The major motivation for developing solid oxide fuel cell (SOFC) technology is the high electrical efficiency compared with a conventional steam engine. After a century of scientific research and development, the commercialisation of the technology is on the horizon. The fuel cell is a device that directly converts chemical energy in fossil fuel into electrical power, electrochemically. Higher electrical efficiency infers a reduced CO2 emission per unit of electricity produced if hydrocarbons are used as fuels – increasingly important as we endeavour to minimise the emission of greenhouse gases in future power generation.

This book first covers a history of the discovery of SOFCs, which were initially introduced more than 150 years ago with the combining of hydrogen with oxygen. Next the book discusses the four basic functional elements in an SOFC: electrolyte, cathode, anode and interconnect.

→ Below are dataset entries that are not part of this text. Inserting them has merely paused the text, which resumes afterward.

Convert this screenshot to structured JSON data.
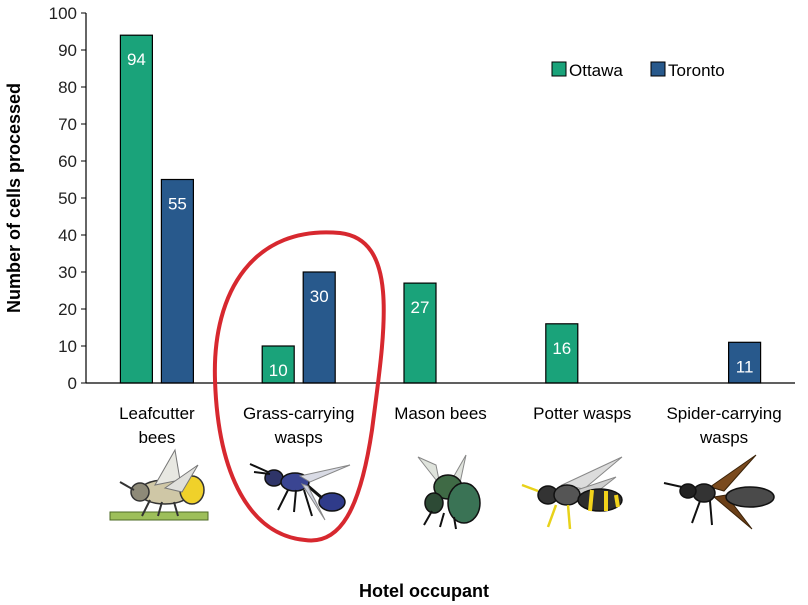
{
  "chart_data": {
    "type": "bar",
    "categories": [
      [
        "Leafcutter",
        "bees"
      ],
      [
        "Grass-carrying",
        "wasps"
      ],
      [
        "Mason bees"
      ],
      [
        "Potter wasps"
      ],
      [
        "Spider-carrying",
        "wasps"
      ]
    ],
    "series": [
      {
        "name": "Ottawa",
        "color": "#1aa37a",
        "values": [
          94,
          10,
          27,
          16,
          null
        ]
      },
      {
        "name": "Toronto",
        "color": "#28598c",
        "values": [
          55,
          30,
          null,
          null,
          11
        ]
      }
    ],
    "ylim": [
      0,
      100
    ],
    "yticks": [
      0,
      10,
      20,
      30,
      40,
      50,
      60,
      70,
      80,
      90,
      100
    ],
    "ylabel": "Number of cells processed",
    "xlabel": "Hotel occupant",
    "legend_position": "top-right",
    "grid": false,
    "highlight": {
      "category_index": 1,
      "shape": "hand-drawn ellipse",
      "color": "#d7282f"
    },
    "illustrations": [
      "leafcutter-bee-icon",
      "grass-carrying-wasp-icon",
      "mason-bee-icon",
      "potter-wasp-icon",
      "spider-carrying-wasp-icon"
    ]
  }
}
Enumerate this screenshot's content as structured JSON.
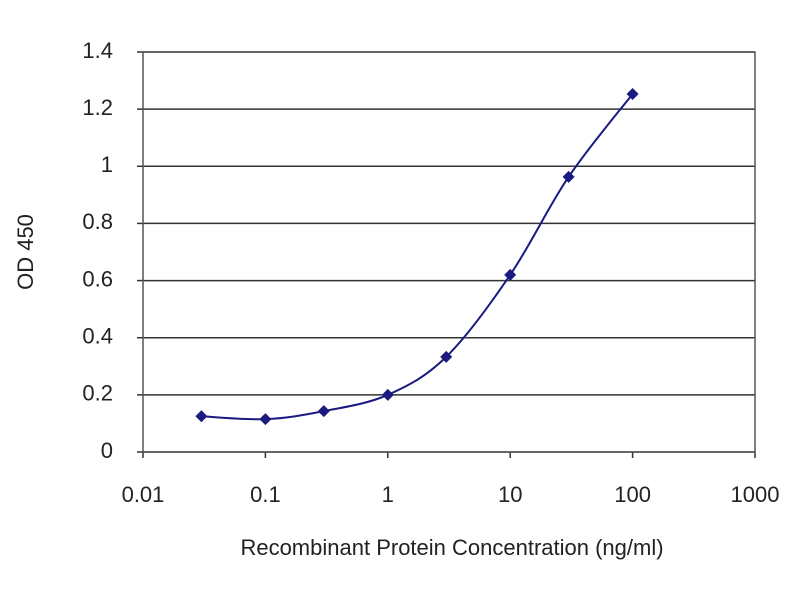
{
  "chart_data": {
    "type": "line",
    "xlabel": "Recombinant Protein Concentration (ng/ml)",
    "ylabel": "OD 450",
    "x": [
      0.03,
      0.1,
      0.3,
      1,
      3,
      10,
      30,
      100
    ],
    "series": [
      {
        "name": "OD 450",
        "color": "#1a1a80",
        "values": [
          0.125,
          0.115,
          0.143,
          0.2,
          0.333,
          0.62,
          0.963,
          1.253
        ]
      }
    ],
    "xscale": "log",
    "xlim": [
      0.01,
      1000
    ],
    "xticks": [
      0.01,
      0.1,
      1,
      10,
      100,
      1000
    ],
    "ylim": [
      0,
      1.4
    ],
    "yticks": [
      0,
      0.2,
      0.4,
      0.6,
      0.8,
      1,
      1.2,
      1.4
    ],
    "grid": true
  }
}
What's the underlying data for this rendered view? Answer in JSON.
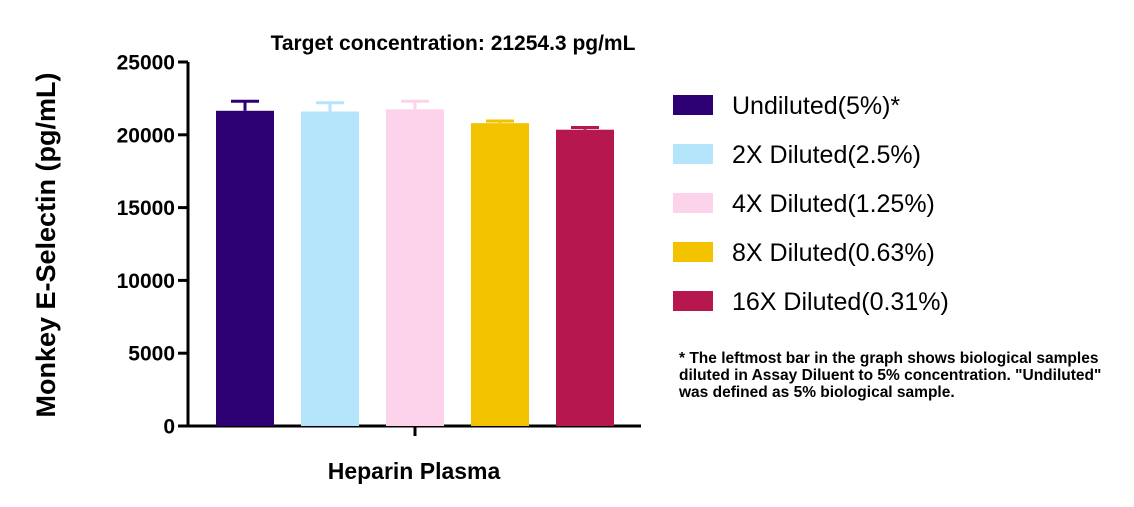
{
  "chart_data": {
    "type": "bar",
    "title": "Target concentration: 21254.3 pg/mL",
    "ylabel": "Monkey E-Selectin (pg/mL)",
    "xlabel": "Heparin Plasma",
    "ylim": [
      0,
      25000
    ],
    "yticks": [
      0,
      5000,
      10000,
      15000,
      20000,
      25000
    ],
    "ytick_labels": [
      "0",
      "5000",
      "10000",
      "15000",
      "20000",
      "25000"
    ],
    "grid": false,
    "legend_position": "right",
    "series": [
      {
        "name": "Undiluted(5%)*",
        "value": 21650,
        "error": 650,
        "color": "#2d0073"
      },
      {
        "name": "2X Diluted(2.5%)",
        "value": 21600,
        "error": 600,
        "color": "#b5e5fa"
      },
      {
        "name": "4X Diluted(1.25%)",
        "value": 21750,
        "error": 550,
        "color": "#fdd3ec"
      },
      {
        "name": "8X Diluted(0.63%)",
        "value": 20800,
        "error": 150,
        "color": "#f3c300"
      },
      {
        "name": "16X Diluted(0.31%)",
        "value": 20350,
        "error": 150,
        "color": "#b7174f"
      }
    ],
    "footnote": "* The leftmost bar in the graph shows biological samples diluted in Assay Diluent to 5% concentration. \"Undiluted\" was defined as 5% biological sample."
  }
}
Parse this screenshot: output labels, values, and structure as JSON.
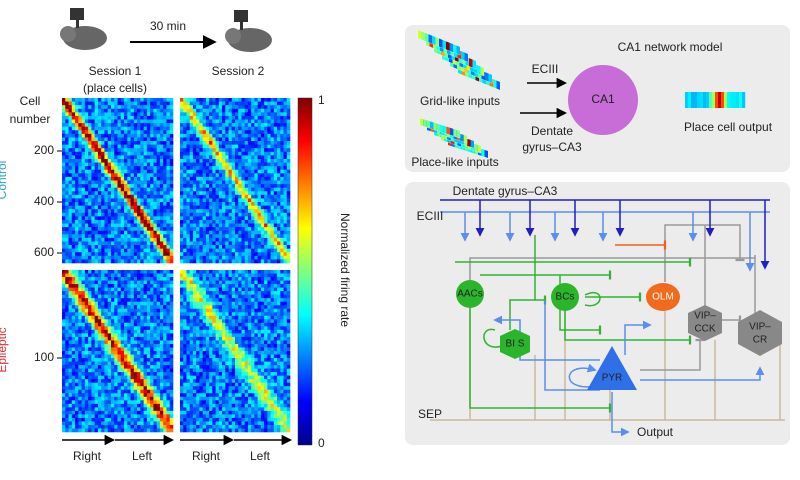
{
  "left": {
    "interval": "30 min",
    "session1": "Session  1",
    "session1_sub": "(place cells)",
    "session2": "Session  2",
    "y_axis_label": [
      "Cell",
      "number"
    ],
    "control": "Control",
    "epileptic": "Epileptic",
    "control_ticks": [
      200,
      400,
      600
    ],
    "epileptic_ticks": [
      100
    ],
    "colorbar": {
      "label": "Normalized firing rate",
      "max": 1,
      "min": 0
    },
    "directions": [
      [
        "Right",
        "Left"
      ],
      [
        "Right",
        "Left"
      ]
    ]
  },
  "right": {
    "title": "CA1 network model",
    "grid_inputs": "Grid-like inputs",
    "place_inputs": "Place-like inputs",
    "ec": "ECIII",
    "dg": [
      "Dentate",
      "gyrus–CA3"
    ],
    "ca1": "CA1",
    "output": "Place cell output",
    "network": {
      "dg": "Dentate gyrus–CA3",
      "ec": "ECIII",
      "sep": "SEP",
      "output": "Output",
      "nodes": [
        [
          "AACs"
        ],
        [
          "BCs"
        ],
        [
          "OLM"
        ],
        [
          "VIP–",
          "CCK"
        ],
        [
          "VIP–",
          "CR"
        ],
        [
          "BI S"
        ],
        [
          "PYR"
        ]
      ]
    }
  }
}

The book then goes on to detail the thermodynamics of SOFCs, defining the maximum cell voltage, specific chemical reactions and its dependence on concentration, pressure and temperature. In addition, thermal and chemical expansion coefficients are important for the dimensional stability of SOFC’s.

Analysis of operational features examines current flow and energy balance in addition to electrical efficiency and voltage losses. Coverage is also given to oxideion electrolytes in SOFCs including the criteria for good candidate materials, characteristics of conducting behaviour and the effect of crystallography.

An excellent presentation of experimental techniques including electrochemical impedance spectroscopy (EIS), galvanic current interruption (GCI), helium-oxygen shift, electrical conductivity and diffusion measurements widely used in the study of SOFCs is then given.

The treatment continues with a description of the thermodynamics and kinetics of steam methane reforming (SMR), together with carbon formation in SOFCs. Degradation of SOFC performance is often associated with various mechanisms of electrode poisoning by trace sulphur in the fuel stream leading to anode deterioration and gas-phase chromium oxide, causing cathode degradation. The poisoning mechanisms of silica and phosphorus on the anode are also discussed.

Completing the volume is a discussion of materials for SOFCs featuring ZrO2, CeO2 and GaO3 – based electrolytes, fabrication techniques together with some instructive micrographs.

The text is well-written, well researched and with four appendices containing useful thermodynamic data provides a useful reference for all those researching this field, so should find a place on the shelves of all materials departmental libraries.